Research in this laboratory focuses on problems where deep insights into enzymology and metabolism can be harnessed to improve human health.

For the past two decades, we have studied and engineered enzymatic assembly lines called polyketide synthases that catalyze the biosynthesis of structurally complex and medicinally fascinating antibiotics in bacteria. An example of such an assembly line is found in the erythromycin biosynthetic pathway. Our current focus is on understanding the structure and mechanism of this polyketide synthase. At the same time, we are developing methods to decode the vast and growing number of orphan polyketide assembly lines in the sequence databases.

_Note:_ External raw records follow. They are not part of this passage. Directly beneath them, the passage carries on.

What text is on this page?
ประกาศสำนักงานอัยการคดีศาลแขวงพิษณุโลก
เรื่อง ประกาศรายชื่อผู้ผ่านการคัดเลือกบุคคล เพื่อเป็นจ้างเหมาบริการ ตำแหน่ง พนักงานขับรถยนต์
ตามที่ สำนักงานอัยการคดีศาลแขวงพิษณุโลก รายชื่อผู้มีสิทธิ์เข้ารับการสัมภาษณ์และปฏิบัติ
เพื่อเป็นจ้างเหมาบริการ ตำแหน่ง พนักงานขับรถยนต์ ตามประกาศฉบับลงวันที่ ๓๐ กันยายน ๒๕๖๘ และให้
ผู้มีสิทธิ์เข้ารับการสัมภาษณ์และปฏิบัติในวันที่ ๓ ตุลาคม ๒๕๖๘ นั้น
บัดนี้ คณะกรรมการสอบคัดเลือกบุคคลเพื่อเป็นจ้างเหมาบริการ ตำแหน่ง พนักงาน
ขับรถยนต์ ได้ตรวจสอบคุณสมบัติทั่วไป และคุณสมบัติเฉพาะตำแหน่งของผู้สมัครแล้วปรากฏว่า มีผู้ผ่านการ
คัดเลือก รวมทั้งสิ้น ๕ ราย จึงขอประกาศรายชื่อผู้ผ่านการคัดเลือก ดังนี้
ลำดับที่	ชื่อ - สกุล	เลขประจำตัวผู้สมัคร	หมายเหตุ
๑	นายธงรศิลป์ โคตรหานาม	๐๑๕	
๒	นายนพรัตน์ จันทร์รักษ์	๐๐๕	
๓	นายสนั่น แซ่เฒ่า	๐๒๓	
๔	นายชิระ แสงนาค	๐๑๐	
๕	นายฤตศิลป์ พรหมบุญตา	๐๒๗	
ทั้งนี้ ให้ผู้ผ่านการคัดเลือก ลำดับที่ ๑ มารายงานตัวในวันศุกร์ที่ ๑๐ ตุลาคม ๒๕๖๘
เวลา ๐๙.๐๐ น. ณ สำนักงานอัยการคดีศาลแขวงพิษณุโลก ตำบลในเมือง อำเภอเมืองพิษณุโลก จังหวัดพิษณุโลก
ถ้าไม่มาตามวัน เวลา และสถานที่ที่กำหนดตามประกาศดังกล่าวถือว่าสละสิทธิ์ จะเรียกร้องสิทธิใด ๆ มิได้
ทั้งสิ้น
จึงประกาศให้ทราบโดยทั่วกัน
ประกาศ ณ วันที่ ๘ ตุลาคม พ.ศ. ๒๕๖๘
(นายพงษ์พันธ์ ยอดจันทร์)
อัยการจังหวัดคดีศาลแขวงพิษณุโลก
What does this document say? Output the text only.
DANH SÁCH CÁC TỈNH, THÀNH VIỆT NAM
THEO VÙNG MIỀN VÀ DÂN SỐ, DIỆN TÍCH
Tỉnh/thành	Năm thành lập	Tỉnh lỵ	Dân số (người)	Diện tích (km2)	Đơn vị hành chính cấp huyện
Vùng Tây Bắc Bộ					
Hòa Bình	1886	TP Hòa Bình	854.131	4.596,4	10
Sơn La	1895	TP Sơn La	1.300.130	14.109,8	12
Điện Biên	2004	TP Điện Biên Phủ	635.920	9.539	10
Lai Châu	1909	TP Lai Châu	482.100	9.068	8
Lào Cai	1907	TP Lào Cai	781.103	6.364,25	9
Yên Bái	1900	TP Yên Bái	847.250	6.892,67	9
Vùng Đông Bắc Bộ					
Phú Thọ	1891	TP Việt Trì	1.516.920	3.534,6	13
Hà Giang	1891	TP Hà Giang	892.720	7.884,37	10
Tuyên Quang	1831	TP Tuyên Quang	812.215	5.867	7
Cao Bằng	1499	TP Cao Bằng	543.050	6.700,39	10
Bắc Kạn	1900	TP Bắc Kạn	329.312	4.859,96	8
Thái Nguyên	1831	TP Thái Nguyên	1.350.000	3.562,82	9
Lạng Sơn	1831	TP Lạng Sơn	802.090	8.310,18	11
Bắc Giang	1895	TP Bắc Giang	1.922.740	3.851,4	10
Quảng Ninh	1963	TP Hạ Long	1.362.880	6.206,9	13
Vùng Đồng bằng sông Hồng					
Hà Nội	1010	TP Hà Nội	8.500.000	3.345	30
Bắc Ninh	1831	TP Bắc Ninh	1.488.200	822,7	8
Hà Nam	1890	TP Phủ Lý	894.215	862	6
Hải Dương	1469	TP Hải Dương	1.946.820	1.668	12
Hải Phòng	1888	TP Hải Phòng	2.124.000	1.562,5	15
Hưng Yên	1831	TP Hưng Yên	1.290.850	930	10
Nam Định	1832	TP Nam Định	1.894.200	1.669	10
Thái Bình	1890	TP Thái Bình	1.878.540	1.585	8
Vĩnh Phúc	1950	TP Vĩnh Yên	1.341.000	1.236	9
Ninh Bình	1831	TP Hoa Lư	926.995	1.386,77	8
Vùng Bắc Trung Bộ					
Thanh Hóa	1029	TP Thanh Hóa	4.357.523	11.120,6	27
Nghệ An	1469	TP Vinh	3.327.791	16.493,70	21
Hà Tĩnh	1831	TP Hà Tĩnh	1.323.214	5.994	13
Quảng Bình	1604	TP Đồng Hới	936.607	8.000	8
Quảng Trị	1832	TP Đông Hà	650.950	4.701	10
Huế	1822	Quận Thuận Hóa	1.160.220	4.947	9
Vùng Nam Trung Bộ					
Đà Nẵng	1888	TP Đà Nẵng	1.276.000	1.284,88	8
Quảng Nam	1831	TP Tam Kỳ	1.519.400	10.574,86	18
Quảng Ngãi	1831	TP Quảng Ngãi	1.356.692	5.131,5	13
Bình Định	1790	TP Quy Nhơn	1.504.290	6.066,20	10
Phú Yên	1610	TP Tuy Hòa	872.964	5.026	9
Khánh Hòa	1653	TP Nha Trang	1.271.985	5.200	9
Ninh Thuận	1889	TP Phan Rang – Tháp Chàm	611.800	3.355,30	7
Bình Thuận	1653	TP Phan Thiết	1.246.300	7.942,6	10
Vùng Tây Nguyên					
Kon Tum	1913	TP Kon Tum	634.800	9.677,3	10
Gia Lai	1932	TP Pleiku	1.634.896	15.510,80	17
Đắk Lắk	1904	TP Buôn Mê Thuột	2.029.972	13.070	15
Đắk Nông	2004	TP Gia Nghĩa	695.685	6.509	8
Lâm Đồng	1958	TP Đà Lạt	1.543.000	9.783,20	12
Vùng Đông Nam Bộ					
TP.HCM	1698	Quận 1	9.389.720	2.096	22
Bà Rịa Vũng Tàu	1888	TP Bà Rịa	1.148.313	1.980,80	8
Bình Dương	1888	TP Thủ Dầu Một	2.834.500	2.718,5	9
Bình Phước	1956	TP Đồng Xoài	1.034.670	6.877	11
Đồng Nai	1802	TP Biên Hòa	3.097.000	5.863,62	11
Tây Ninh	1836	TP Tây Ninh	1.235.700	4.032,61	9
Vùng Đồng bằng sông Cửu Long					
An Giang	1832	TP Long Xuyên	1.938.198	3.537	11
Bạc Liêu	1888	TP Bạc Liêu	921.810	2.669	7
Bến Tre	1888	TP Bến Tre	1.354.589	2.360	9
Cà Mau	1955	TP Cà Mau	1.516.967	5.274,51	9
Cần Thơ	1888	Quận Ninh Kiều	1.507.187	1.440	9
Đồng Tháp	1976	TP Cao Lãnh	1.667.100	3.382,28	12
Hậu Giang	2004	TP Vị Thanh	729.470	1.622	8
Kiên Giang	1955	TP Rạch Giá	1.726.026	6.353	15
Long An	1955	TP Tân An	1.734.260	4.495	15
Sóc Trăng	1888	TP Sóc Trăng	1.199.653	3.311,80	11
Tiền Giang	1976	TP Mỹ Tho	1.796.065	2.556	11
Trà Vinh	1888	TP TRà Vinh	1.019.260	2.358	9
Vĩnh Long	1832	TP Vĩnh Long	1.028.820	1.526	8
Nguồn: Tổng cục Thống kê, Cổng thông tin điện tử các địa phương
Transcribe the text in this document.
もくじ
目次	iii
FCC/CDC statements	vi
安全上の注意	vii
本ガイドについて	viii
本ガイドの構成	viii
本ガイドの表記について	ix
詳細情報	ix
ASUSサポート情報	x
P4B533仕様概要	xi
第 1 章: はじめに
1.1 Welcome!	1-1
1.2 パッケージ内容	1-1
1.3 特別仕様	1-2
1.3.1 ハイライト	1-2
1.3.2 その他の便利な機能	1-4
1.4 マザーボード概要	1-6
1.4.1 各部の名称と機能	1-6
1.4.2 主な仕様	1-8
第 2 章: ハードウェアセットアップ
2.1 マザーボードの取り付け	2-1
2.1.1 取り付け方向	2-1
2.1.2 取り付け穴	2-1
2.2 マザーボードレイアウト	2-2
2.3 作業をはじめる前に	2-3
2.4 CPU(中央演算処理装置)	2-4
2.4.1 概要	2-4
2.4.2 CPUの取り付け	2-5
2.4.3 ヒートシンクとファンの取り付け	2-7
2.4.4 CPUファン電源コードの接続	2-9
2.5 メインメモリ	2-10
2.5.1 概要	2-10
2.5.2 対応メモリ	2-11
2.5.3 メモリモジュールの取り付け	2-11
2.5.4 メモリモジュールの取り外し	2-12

For more than a decade, we have also investigated the pathogenesis of celiac disease, an autoimmune disorder of the small intestine, with the goal of discovering therapies and related management tools for this widespread but overlooked disease. Ongoing efforts focus on understanding the pivotal role of transglutaminase 2 in triggering the inflammatory response to dietary gluten in the celiac intestine.

Recently, we initiated a collaborative program involving multiple Stanford laboratories (http://med.stanford.edu/virx.html.html) that is aimed at developing a fundamentally new approach to treating viral infections. As part of this initiative, we are developing an antiviral chemotherapy that modulates pyrimidine metabolism in the host, and also a platform to engineer immuno-modulatory glycolipids for the treatment of influenza.